Operational Risk Management and Business Resiliency: How Do They Work Together?

Preparing for and responding to negative occurrences, ranging from the commonplace to the disastrous, the foreseeable to the unexpected, has become a way of life for enterprises and governments all over the world. To understand the gravity of the problem, we just need to look at the daily reports of cyberattacks on governments, organizations, and individuals.


To address these threats, you’ll need an integrated and holistic framework that can identify, analyze, and define appropriate actions for the situation. For a growing number of businesses, this involves implementing an operational risk management strategy.
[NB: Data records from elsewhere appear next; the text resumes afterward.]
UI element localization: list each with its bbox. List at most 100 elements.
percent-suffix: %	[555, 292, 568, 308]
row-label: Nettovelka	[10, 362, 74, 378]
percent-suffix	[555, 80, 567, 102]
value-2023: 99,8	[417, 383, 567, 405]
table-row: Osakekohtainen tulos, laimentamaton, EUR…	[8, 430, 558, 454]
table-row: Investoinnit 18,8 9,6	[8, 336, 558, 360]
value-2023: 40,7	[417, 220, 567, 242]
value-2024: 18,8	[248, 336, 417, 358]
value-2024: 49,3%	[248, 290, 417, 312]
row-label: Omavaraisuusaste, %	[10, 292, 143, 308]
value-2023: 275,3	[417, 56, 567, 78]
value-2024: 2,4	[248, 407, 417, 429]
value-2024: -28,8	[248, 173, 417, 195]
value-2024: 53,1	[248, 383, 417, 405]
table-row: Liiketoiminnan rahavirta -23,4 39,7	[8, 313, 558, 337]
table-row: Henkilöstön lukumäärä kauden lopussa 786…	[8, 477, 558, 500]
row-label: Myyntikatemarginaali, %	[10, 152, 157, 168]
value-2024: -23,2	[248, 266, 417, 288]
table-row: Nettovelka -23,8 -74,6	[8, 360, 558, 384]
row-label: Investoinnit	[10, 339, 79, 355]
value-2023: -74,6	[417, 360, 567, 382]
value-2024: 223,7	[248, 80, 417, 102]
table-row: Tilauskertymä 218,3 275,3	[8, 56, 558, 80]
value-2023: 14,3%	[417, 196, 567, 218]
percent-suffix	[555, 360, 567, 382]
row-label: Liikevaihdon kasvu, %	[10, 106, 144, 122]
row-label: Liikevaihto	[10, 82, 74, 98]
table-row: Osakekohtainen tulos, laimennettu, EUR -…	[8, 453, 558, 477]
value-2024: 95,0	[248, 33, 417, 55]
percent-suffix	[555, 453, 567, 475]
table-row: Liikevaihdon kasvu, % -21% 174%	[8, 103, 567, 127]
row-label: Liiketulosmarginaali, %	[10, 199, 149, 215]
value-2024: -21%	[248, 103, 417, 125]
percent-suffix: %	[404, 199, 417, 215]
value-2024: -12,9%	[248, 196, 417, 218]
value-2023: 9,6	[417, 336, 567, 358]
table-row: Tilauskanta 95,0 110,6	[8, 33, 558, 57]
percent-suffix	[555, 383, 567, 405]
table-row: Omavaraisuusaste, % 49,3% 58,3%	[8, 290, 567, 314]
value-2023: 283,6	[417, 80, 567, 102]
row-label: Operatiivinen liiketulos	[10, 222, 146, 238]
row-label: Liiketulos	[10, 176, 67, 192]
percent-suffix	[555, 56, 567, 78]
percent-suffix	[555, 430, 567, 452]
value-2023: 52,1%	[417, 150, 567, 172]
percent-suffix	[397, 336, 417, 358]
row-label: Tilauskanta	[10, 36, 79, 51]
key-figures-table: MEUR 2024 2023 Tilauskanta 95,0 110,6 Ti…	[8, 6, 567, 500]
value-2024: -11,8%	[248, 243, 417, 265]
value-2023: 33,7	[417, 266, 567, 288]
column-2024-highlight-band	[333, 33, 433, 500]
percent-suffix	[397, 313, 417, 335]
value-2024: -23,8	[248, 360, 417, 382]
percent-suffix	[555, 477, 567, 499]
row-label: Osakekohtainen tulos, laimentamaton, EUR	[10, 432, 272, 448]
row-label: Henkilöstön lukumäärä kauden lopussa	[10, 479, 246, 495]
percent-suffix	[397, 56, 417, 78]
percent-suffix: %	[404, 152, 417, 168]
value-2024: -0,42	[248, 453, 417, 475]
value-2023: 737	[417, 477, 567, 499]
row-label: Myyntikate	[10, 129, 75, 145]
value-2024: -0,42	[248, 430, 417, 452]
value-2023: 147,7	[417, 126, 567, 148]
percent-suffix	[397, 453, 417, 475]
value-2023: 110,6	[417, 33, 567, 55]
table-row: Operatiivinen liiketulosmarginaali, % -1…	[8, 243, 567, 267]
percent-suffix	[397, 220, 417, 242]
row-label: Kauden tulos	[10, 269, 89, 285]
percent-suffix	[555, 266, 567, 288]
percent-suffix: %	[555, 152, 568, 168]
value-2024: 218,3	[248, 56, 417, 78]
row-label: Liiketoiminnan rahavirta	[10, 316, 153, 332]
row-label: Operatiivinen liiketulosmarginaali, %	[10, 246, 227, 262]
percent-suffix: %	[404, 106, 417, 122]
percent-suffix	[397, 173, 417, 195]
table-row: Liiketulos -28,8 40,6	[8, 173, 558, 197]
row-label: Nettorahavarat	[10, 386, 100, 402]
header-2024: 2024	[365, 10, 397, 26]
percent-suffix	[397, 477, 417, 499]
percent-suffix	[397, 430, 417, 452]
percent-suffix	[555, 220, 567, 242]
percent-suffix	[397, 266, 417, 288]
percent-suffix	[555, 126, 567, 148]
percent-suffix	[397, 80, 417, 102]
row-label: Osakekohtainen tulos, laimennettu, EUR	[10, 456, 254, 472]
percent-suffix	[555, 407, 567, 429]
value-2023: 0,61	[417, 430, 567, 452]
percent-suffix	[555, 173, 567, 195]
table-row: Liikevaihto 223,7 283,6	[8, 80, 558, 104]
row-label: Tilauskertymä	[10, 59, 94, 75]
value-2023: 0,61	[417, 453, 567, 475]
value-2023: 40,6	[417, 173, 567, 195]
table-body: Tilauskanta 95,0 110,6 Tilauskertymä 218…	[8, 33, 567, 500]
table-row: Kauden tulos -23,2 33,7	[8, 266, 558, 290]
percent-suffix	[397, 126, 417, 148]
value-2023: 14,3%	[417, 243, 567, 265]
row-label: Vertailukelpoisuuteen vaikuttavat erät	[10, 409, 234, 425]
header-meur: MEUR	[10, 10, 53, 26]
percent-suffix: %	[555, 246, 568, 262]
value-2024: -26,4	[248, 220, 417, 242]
In the face of business challenges, this comprehensive approach provides organizations with a stronger framework for minimizing risk while promoting their goals and prospects.


However, in order to execute and maintain this enterprise-wide approach, two traditionally separate responsibilities inside the company—business resiliency and risk management—must work together more closely.
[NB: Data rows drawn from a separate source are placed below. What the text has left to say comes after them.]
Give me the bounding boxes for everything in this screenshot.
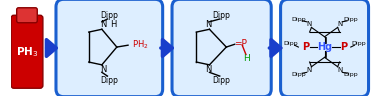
Text: Dipp: Dipp (213, 76, 231, 85)
Text: N: N (205, 20, 212, 29)
Text: Hg: Hg (317, 42, 332, 52)
Text: Dipp: Dipp (213, 11, 231, 20)
FancyBboxPatch shape (172, 0, 271, 96)
Text: =P: =P (234, 39, 247, 48)
Text: H: H (243, 54, 250, 63)
Text: PH$_3$: PH$_3$ (16, 45, 38, 59)
FancyBboxPatch shape (280, 0, 369, 96)
Text: Dipp: Dipp (291, 72, 306, 77)
Text: Dipp: Dipp (344, 72, 358, 77)
Text: H: H (110, 20, 116, 29)
Text: N: N (205, 65, 212, 74)
Text: N: N (306, 21, 311, 27)
Text: Dipp: Dipp (101, 76, 118, 85)
Text: N: N (338, 21, 343, 27)
Text: PH$_2$: PH$_2$ (132, 38, 149, 50)
Text: N: N (338, 67, 343, 73)
Text: Dipp: Dipp (344, 17, 358, 22)
FancyBboxPatch shape (17, 8, 37, 23)
Text: P: P (302, 42, 310, 52)
Text: Dipp: Dipp (291, 17, 306, 22)
Text: N: N (101, 20, 107, 29)
Text: Dipp: Dipp (351, 41, 366, 46)
FancyBboxPatch shape (56, 0, 163, 96)
Text: P: P (340, 42, 347, 52)
Text: N: N (306, 67, 311, 73)
Text: Dipp: Dipp (101, 11, 118, 20)
Text: N: N (101, 65, 107, 74)
FancyBboxPatch shape (11, 15, 43, 88)
Text: Dipp: Dipp (284, 41, 298, 46)
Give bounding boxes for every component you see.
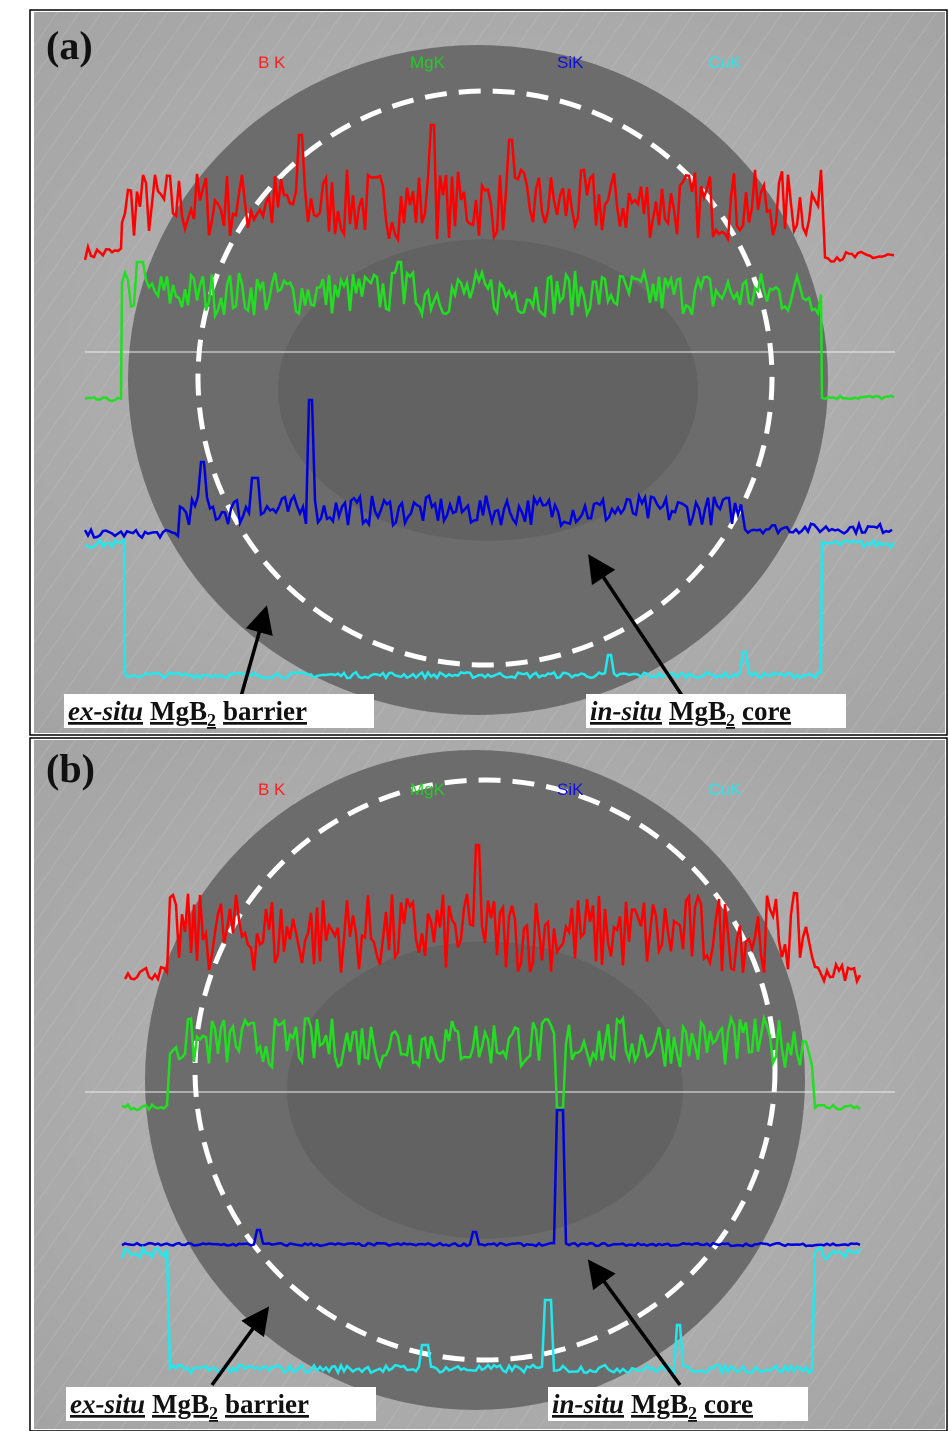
annotation-text: core: [742, 696, 791, 726]
annotation-sub: 2: [207, 710, 216, 730]
core-region: [287, 942, 683, 1239]
legend-entry: CuK: [708, 53, 742, 72]
annotation-text: MgB: [150, 696, 207, 726]
annotation-italic: ex-situ: [68, 696, 143, 726]
annotation-text: barrier: [225, 1389, 309, 1419]
annotation-text: MgB: [152, 1389, 209, 1419]
annotation-sub: 2: [209, 1403, 218, 1423]
annotation-text: barrier: [223, 696, 307, 726]
annotation-text: core: [704, 1389, 753, 1419]
legend-entry: B K: [258, 780, 286, 799]
legend-entry: CuK: [708, 780, 742, 799]
figure: (a)B KMgKSiKCuKex-situMgB2barrierin-situ…: [0, 0, 949, 1431]
annotation-text: MgB: [669, 696, 726, 726]
annotation-italic: ex-situ: [70, 1389, 145, 1419]
annotation-sub: 2: [688, 1403, 697, 1423]
legend-entry: SiK: [557, 780, 584, 799]
panel-label: (b): [46, 746, 95, 791]
annotation-sub: 2: [726, 710, 735, 730]
annotation-italic: in-situ: [552, 1389, 624, 1419]
annotation-italic: in-situ: [590, 696, 662, 726]
legend-entry: MgK: [410, 780, 446, 799]
panel-label: (a): [46, 23, 93, 68]
legend-entry: MgK: [410, 53, 446, 72]
legend-entry: SiK: [557, 53, 584, 72]
legend-entry: B K: [258, 53, 286, 72]
annotation-text: MgB: [631, 1389, 688, 1419]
Operational Risk Management and Business Resiliency: How Do They Work Together?

In its most basic form, risk management is concerned with reducing the likelihood of and damage caused by bad events. As the term suggests, operational risk management must deal with interruptions at the operational level. Understanding that systems, people, facilities, and general operational activities are all flawed, the goal of operational risk management is to eliminate or reduce the likelihood of an event. Risk managers aim to prevent events by focusing on incident-specific, site-specific investigation of likely causes of disruptions. If eliminating the risk is not achievable, the attention shifts to limiting the unfavorable event’s consequences.
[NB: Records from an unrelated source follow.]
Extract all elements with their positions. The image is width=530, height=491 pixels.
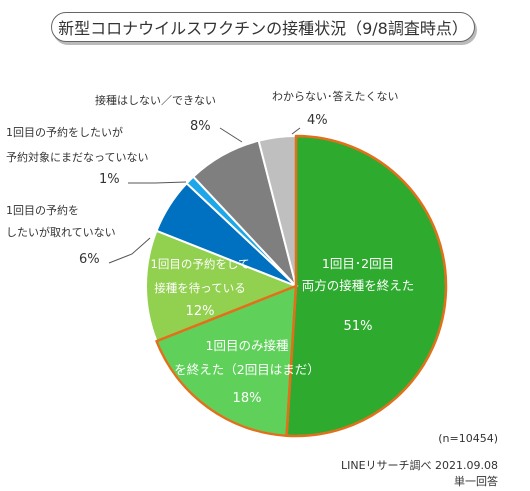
slice-4-percent-label: 6% — [79, 252, 100, 267]
slice-1-label-line-1: 1回目･2回目 — [322, 256, 394, 271]
slice-4-leader-line — [108, 237, 151, 264]
slice-6-percent-label: 8% — [190, 119, 211, 134]
slice-3-wedge — [145, 229, 299, 343]
slice-5-percent-label: 1% — [99, 172, 120, 187]
slice-5-label-line-2: 予約対象にまだなっていない — [6, 150, 148, 164]
chart-title: 新型コロナウイルスワクチンの接種状況（9/8調査時点） — [51, 12, 475, 42]
slice-2-label-line-1: 1回目のみ接種 — [206, 338, 289, 353]
slice-5-label-line-1: 1回目の予約をしたいが — [6, 125, 123, 139]
slice-3-percent-label: 12% — [186, 304, 215, 319]
slice-4-label-line-1: 1回目の予約を — [6, 203, 79, 217]
sample-size: (n=10454) — [438, 432, 498, 445]
slice-3-label-line-2: 接種を待っている — [154, 281, 245, 295]
slice-1-percent-label: 51% — [344, 319, 373, 334]
slice-2-label-line-2: を終えた（2回目はまだ） — [174, 362, 319, 377]
slice-5-leader-line — [128, 181, 187, 184]
slice-2-percent-label: 18% — [233, 391, 262, 406]
slice-6-label-line-1: 接種はしない／できない — [95, 93, 216, 107]
source-note: LINEリサーチ調べ 2021.09.08 — [340, 459, 498, 472]
slice-7-leader-line — [291, 127, 301, 135]
slice-2-highlight-outline — [155, 284, 298, 437]
slice-6-leader-line — [219, 127, 243, 143]
slice-7-label-line-1: わからない･答えたくない — [272, 89, 399, 103]
answer-type: 単一回答 — [454, 475, 498, 488]
slice-7-percent-label: 4% — [307, 113, 328, 128]
slice-1-highlight-outline — [285, 134, 448, 438]
slice-4-label-line-2: したいが取れていない — [6, 225, 116, 239]
slice-3-label-line-1: 1回目の予約をして — [151, 257, 250, 271]
slice-1-label-line-2: 両方の接種を終えた — [302, 278, 415, 293]
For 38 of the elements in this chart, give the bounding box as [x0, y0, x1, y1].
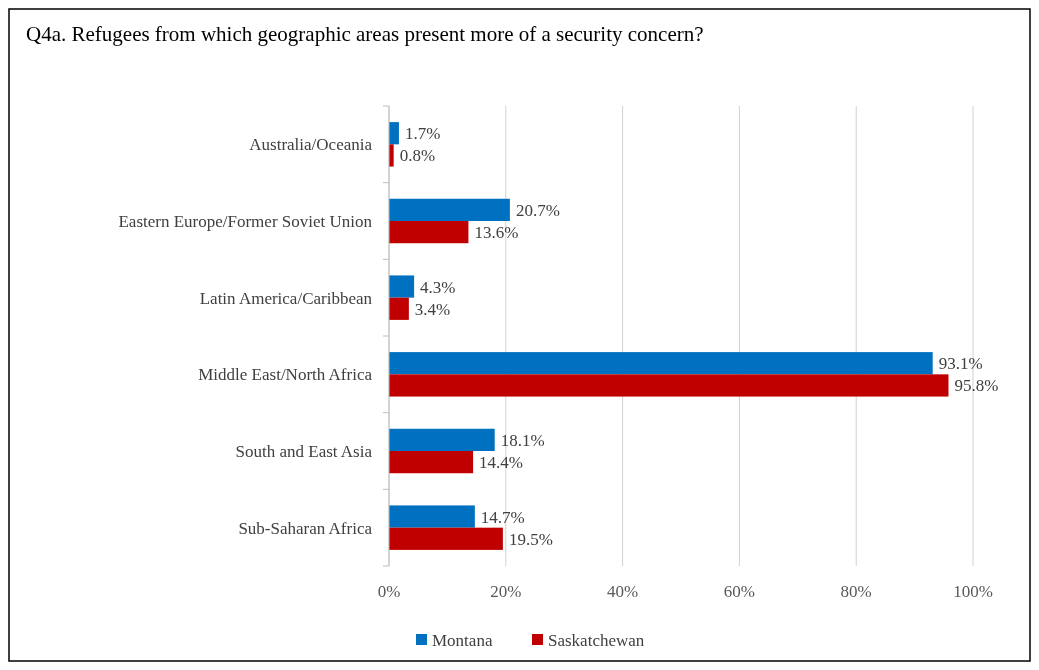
data-label: 13.6% — [474, 223, 519, 243]
y-tick-label: Middle East/North Africa — [198, 365, 373, 385]
bar — [389, 451, 474, 474]
x-tick-label: 40% — [607, 582, 639, 601]
bar — [389, 297, 409, 320]
legend-label: Saskatchewan — [548, 630, 645, 650]
bar — [389, 221, 469, 244]
data-label: 1.7% — [404, 124, 441, 144]
data-label: 19.5% — [508, 529, 553, 549]
y-tick-label: Sub-Saharan Africa — [238, 518, 373, 538]
y-tick-label: Eastern Europe/Former Soviet Union — [118, 211, 373, 231]
bar — [389, 374, 949, 397]
data-label: 3.4% — [414, 299, 451, 319]
bar — [389, 198, 510, 221]
bar — [389, 122, 399, 145]
y-tick-label: South and East Asia — [235, 441, 373, 461]
data-label: 95.8% — [954, 376, 999, 396]
data-label: 14.4% — [479, 453, 524, 473]
legend-label: Montana — [432, 630, 493, 650]
bar — [389, 527, 503, 550]
bar — [389, 428, 495, 451]
data-label: 18.1% — [500, 430, 545, 450]
x-tick-label: 20% — [490, 582, 522, 601]
data-label: 4.3% — [420, 277, 456, 297]
x-tick-label: 60% — [723, 582, 755, 601]
chart-title: Q4a. Refugees from which geographic areas present more of a security concern? — [26, 22, 704, 46]
bar — [389, 505, 475, 528]
data-label: 14.7% — [480, 507, 525, 527]
data-label: 0.8% — [399, 146, 436, 166]
data-label: 93.1% — [938, 354, 983, 374]
data-label: 20.7% — [515, 200, 560, 220]
bar — [389, 275, 415, 298]
bar — [389, 352, 933, 375]
x-tick-label: 80% — [840, 582, 872, 601]
x-tick-label: 100% — [953, 582, 993, 601]
y-tick-label: Latin America/Caribbean — [199, 288, 373, 308]
y-tick-label: Australia/Oceania — [249, 135, 373, 155]
x-tick-label: 0% — [377, 582, 401, 601]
Suppression devices, for instance, limit the possibility of fire damage disrupting operations. Redundant equipment reduces the likelihood of a machine failure disrupting operations, while redundant communications help preserve connectivity.


However, devising methods to reduce the likelihood of an incident affecting an organization will not prevent the occurrence from occurring. A tornado, tsunami, or other hugely devastating disaster cannot be prevented no matter how well prepared you are. Recognizing that not every occurrence can be avoided, our other line of defense is to reduce the impact. That’s when business resilience comes into play. Business resiliency is focused on reducing the impact of an event on an entity and promptly and safely returning the company to normal operations and delivery of products and services. In a nutshell, business resiliency aids in an entity’s survivability in the face of adversity.


Business resilience can group effects into four unique categories since it is event-neutral:


  1. Facilities are rendered inaccessible or unusable as a result of the effects
  2. Supply chain disruptions, processing errors, and staffing shortages all have an impact on operational capability
  3. Effects on technology
  4. Effects on the organization itself, ranging from financial problems to intellectual property rights

Important Steps to Boosting Your Resiliency

Through operational risk management, a company can become more resilient in three important ways:


  1. Break down silos: The company must determine which data is critical to provide. To become more resilient, data from various risk and continuity programs must be integrated. It is critical that data not be separated. Organizations will find the data points, relationships, and important resources that enable them to deliver services or products regularly, competitively, and effectively by breaking down program silos.
  2. Create a uniform data collection that can be used for risk and continuity management: Using a consistent data collection that is integrated across the company is critical for both preventive and reactive risk management. Management can implement educated decisions that consider proactive risk mitigation strategies while recognizing their ability to adapt to operational disruptions or disasters by adopting a uniform vocabulary for how critical risk data and metrics are defined. Without it, a company’s capacity to make informed risk mitigation decisions or respond to a major interruption may be hampered.
  3. Get a clear picture of operational performance and success measures: The business will be able to more easily and precisely understand how, when, and what to improve to remain doing business in the most effective way possible while remaining adaptable and prepared to respond to unforeseeable situations by breaking down silos and developing a single data set. This gives the company the ability to continue offering products and services to clients and consumers despite changes in the marketplace.


The entire company is affected and influenced by operational risk. As a result, operational risk programs must become more integrated with the whole range of risk and continuity considerations. Because of today’s unpredictability, most firms require a combination of risk management and business resilience. The mix will help to reduce risk and provide a more stable working environment.